Black People Are Not Amused With White People

Culture

Millennial babies know the basic timeline: AIM, Xanga, MySpace, Facebook, and then Twitter. Our generation has experienced social media as a rite of passage. If you are around my age (1992, stand up!) , AIM taught you how to flirt in awkward, middle-school fashion with crushes on the internet. Xanga encouraged creative growth, especially if you anguished over the perfect background picture to match the crucial descriptions of life in eighth grade. MySpace helped form your high school identity with staged bathroom photos and shared music. And now that you are in college, Twitter, Instagram, Tumblr, and the Facebook page you've kept since high school are your primary modes of interaction.

Our generation is connected like never before; we want to know what is going on in Syria, but also what a friend had for breakfast in a five-second Snapchat. Though this phenomenon may seem unique to Generation Y, social media outlets give a digital angle to a basic human instinct: the desire to be in touch.

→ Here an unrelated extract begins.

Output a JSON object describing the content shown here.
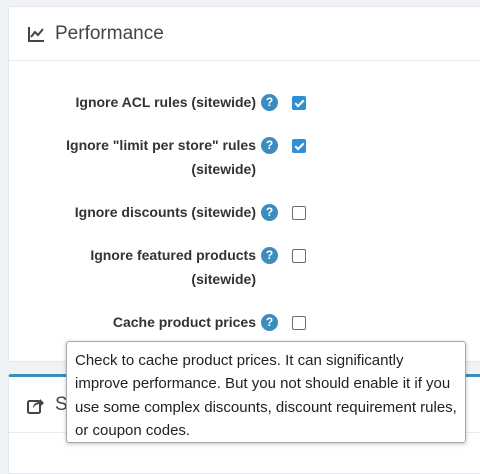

I was reminded of this instinct when I saw the collection of Tumblrs on a BuzzFeed post titled "Black People Not Amused With White People Is The Meme The World Needs." Indeed, as a sequence of photos in which black people showed varying facial expressions — from boredom, to annoyance, to disgust — as white people embarrassed themselves, the post was pretty amusing.

1. When this happened

5. When these women ran into Amanda Bynes:

24. And when this girl met Hilary Clinton:

3. When this guy did not think before he spoke:

Historically, whites have shaped perceptions of black people in the media. Such images were usually stereotypical and negative: the over-sexualized macho man, the welfare queen, the gangsta, the maid, the finger-snapping diva. The white gaze, or how white people collectively view blacks, Asians, Native-Americans, Latinos, and other people of color, continues to dominate the way those groups are perceived.

However with the arrival of the social media era, where everyone wants to know what everyone else is thinking, perhaps the white gaze is, in fact, minimized.

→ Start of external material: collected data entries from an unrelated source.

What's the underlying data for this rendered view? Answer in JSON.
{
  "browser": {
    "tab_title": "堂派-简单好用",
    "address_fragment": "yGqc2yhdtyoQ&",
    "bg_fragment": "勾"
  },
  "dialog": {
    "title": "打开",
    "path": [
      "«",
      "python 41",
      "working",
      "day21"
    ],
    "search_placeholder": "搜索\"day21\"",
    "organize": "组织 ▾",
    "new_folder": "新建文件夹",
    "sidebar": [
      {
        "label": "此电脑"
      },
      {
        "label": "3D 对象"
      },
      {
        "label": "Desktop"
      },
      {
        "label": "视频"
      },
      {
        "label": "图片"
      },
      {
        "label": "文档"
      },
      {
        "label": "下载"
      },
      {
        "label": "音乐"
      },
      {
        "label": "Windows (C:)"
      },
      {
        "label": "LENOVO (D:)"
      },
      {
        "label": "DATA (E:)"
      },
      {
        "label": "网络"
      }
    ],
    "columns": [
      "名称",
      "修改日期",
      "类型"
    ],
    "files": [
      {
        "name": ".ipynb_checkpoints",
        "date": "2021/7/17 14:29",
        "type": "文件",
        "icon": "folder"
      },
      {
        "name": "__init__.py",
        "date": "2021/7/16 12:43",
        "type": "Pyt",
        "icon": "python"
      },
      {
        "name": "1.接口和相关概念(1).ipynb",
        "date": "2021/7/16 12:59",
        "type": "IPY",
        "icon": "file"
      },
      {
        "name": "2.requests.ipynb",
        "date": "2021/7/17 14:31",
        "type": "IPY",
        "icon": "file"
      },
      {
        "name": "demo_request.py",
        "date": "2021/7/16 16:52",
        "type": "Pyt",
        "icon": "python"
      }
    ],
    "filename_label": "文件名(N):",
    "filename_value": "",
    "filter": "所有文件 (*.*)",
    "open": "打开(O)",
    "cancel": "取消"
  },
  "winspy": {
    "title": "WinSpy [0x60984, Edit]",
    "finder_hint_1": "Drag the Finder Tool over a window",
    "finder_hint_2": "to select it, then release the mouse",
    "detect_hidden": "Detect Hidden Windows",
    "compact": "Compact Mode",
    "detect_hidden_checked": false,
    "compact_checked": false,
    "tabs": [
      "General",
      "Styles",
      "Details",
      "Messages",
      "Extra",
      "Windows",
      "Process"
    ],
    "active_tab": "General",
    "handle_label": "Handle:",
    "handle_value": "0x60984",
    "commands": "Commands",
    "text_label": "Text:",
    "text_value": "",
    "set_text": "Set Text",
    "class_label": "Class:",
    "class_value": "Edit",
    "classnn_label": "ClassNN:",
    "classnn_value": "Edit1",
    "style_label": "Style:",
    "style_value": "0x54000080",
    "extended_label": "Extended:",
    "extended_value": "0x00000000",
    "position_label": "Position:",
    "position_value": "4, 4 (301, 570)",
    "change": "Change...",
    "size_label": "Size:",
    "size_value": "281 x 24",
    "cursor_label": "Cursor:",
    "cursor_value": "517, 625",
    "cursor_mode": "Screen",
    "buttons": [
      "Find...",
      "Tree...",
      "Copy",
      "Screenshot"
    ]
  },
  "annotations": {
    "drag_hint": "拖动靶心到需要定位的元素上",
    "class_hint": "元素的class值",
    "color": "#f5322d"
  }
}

The series of Tumblr pictures (posted by a black millennial) makes the usual digital inquiry: "What are people thinking?," but more specifically it asks: "What do black people really think about white people?" Experience has led me to believe that this is something some white folks are genuinely curious about — which might not be a bad thing.

One late, post-club Saturday night, a white friend asked me, "So what do black people think of white people when we listen to loud rap music while driving?"

I replied, "You mean when white people often blare Lil Wayne?"

"Oh my God!" he burst out laughing. "I guess black people think we look so stupid listening to generic hip hop!" I laughed along with my friend, but was amazed at how he drew such a strong conclusion from my response, which was hardly more than a question. He was fixated on the black gaze, the collective perception of how black people view people around us, enough to request my personal opinion.

Personally, I don't care what white people listen to in their cars.

I appreciated my friend's ability to at least recognize a different gaze. However, I was left wondering: why ask about a gaze at all?